Title: Estimation of genetic variance from imputed sequence variants reveals negligible missing heritability for human height and body mass index

  1. LDSCORE_release_July2015.tar.gz: per-SNP and per-segment LD scores calculated from 44,126 unrelated indivduals and ~17M imputed variants. Columns are SNP, per-SNP LD score, and per-segment LD score.
  2. GWAS_summary_release_July2015.tar.gz: GWAS summary data. Columns are SNP, the coded allele, effect size, and standard error.

Lloyd-Jones et al. 2017, American Journal of Human Genetics

Title: The Genetic Architecture of Gene Expression in Peripheral Blood

  1. See online web app to download a full set of summary statistics or download the Summary Mendelian Randomization binary format at SMR.

Zhu et al. 2017, bioRxiv

Title: Causal associations between risk factors and common diseases inferred from GWAS summary data

The summary-level GWAS data for 23 phenotypes were from GERA and UK Biobank. Each data set has been made available as a whitespace-separate table in GCTA-COJO format. Columns are SNP, effect allele, the other allele, frequency of the effect allele, effect size, standard error, p-value and sample size.

  1. GERA data Zhu_et_al_GSMR_2017_GERA.tar.gz: Details of quality controls of the genotyped and imputed data can be found in Zhu et al. (2017 bioRxiv). The individual-level ICD-9 codes were classified into 22 common diseases. We added an additional trait ‘Disease Count’ (a count of the number of diseases affecting each individual) as a crude measure of general health status of each individual. We performed a genome-wide association analysis for each of the 23 phenotypes with age, gender and the first 20 PCs fitted as covariates.

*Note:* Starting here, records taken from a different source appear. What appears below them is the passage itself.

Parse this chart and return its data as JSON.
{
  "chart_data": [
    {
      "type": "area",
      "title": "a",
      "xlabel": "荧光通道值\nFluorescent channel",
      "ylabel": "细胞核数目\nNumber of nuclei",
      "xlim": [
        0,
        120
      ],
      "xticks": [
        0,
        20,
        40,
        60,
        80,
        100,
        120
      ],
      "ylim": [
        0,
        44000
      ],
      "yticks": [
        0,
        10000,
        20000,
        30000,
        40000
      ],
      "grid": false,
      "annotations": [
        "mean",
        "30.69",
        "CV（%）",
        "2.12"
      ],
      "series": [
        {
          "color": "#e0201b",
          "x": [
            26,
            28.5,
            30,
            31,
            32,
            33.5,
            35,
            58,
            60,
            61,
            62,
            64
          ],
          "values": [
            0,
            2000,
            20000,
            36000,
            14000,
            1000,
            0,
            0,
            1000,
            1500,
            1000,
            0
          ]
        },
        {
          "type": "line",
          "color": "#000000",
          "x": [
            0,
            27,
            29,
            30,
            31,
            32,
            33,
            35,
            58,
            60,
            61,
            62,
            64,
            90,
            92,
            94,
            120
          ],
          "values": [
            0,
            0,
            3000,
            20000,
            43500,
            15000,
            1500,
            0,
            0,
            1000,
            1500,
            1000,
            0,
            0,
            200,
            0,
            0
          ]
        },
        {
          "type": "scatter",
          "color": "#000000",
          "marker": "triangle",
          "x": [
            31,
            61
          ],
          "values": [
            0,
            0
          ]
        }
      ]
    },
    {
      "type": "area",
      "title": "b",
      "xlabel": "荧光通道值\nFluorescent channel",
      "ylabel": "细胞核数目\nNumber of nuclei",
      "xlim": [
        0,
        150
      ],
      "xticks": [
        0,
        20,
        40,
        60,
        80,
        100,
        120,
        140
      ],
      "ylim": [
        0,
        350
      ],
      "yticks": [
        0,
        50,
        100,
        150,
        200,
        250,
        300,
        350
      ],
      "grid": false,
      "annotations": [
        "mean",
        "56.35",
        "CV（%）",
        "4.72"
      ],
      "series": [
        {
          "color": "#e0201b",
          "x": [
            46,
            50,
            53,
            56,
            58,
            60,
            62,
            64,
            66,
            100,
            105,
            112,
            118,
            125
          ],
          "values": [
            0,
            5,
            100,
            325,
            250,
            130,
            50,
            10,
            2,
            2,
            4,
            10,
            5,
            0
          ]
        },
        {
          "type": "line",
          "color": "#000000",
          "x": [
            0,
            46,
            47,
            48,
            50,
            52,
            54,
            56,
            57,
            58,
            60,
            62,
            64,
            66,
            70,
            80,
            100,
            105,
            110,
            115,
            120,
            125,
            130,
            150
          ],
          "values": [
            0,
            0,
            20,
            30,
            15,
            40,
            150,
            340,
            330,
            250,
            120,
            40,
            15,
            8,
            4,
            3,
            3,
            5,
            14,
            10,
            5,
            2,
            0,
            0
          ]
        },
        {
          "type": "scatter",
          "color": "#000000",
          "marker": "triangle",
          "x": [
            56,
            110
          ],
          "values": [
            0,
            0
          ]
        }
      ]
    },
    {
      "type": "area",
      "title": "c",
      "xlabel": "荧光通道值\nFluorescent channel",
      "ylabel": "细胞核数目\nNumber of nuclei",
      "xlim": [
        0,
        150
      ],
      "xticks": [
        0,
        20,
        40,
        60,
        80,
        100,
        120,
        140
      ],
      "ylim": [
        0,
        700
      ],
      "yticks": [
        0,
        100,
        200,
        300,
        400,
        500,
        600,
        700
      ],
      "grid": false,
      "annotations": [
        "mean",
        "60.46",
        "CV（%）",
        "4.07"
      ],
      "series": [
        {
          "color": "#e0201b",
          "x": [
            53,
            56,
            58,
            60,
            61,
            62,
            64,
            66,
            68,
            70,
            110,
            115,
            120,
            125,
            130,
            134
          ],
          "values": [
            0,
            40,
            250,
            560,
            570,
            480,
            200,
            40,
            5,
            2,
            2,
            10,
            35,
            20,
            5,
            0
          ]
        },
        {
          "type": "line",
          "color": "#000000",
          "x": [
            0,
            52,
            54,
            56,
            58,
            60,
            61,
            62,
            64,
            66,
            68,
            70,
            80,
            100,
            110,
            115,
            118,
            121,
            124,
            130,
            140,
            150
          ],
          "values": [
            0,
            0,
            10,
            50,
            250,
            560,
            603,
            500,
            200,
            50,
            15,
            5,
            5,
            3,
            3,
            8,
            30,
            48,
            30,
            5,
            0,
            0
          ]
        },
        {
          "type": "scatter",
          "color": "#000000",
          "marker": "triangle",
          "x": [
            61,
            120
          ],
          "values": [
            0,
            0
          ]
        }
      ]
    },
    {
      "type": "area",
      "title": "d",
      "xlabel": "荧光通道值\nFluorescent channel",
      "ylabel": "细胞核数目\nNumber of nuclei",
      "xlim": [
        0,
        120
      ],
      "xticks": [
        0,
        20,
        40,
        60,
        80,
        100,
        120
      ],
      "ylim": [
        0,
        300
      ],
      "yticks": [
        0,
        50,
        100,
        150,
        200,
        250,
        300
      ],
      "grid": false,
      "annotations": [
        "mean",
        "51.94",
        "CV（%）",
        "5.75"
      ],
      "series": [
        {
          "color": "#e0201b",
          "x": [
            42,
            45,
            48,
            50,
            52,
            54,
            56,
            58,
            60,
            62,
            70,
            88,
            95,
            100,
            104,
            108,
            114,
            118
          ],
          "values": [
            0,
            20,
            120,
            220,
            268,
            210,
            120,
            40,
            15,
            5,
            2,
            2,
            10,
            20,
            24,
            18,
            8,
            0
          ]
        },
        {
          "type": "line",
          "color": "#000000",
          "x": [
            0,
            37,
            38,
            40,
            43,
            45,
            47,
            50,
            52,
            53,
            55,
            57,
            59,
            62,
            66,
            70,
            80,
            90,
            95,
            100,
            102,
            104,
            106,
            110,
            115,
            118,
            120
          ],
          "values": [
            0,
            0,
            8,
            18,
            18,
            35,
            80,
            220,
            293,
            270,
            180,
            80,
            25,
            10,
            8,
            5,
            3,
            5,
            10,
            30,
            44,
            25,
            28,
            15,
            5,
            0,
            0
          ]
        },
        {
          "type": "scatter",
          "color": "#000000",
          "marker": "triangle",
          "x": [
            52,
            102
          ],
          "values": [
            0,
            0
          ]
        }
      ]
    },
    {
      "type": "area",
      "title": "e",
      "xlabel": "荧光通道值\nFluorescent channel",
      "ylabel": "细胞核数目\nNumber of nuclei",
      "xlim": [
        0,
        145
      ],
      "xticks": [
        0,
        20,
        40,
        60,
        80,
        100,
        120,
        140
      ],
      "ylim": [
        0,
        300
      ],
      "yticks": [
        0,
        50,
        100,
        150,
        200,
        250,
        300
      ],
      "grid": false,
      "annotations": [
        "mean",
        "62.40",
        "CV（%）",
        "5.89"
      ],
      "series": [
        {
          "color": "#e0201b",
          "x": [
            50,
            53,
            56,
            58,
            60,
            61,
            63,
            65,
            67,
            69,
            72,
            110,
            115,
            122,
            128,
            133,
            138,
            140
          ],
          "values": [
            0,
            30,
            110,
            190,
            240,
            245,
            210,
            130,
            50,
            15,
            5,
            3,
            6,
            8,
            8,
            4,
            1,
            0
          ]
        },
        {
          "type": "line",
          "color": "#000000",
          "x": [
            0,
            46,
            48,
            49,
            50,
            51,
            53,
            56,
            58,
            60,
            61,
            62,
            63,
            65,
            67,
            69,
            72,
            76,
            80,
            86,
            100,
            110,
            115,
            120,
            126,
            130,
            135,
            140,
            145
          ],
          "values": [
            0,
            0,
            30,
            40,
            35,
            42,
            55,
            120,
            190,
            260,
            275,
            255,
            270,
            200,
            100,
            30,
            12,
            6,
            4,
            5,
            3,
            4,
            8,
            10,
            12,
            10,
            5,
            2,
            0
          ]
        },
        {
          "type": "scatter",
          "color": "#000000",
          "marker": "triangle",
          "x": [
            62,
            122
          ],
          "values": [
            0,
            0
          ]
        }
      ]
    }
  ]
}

  2. UK Biobank data Zhu_et_al_GSMR_2017_UKB.tar.gz: Details of quality controls of the genotyped and imputed data can be found in Zhu et al. (2017 bioRxiv). Individual-level ICD-10 codes were available in the UKB data. To match the diseases in GERA, we classified the phenotypes into 22 common diseases by projecting the ICD-10 codes to the classifications of ICD-9 codes in GERA taking into account the self-reported disease status. We also added the trait ‘Disease Count’. We conducted genome-wide association analyses for the 23 phenotypes using the same approach as above. Note that we did not perform the association analysis for dermatophytosis because the number of cases was too small (an issue with PLINK2). We only performed the association analyses on a subset of SNPs (SNPs in HapMap2 and those in common with the top associated SNPs for the risk factors) for insomnia, iron deficiency anemias, macular degeneration, peripheral vascular disease and acute reaction to stress.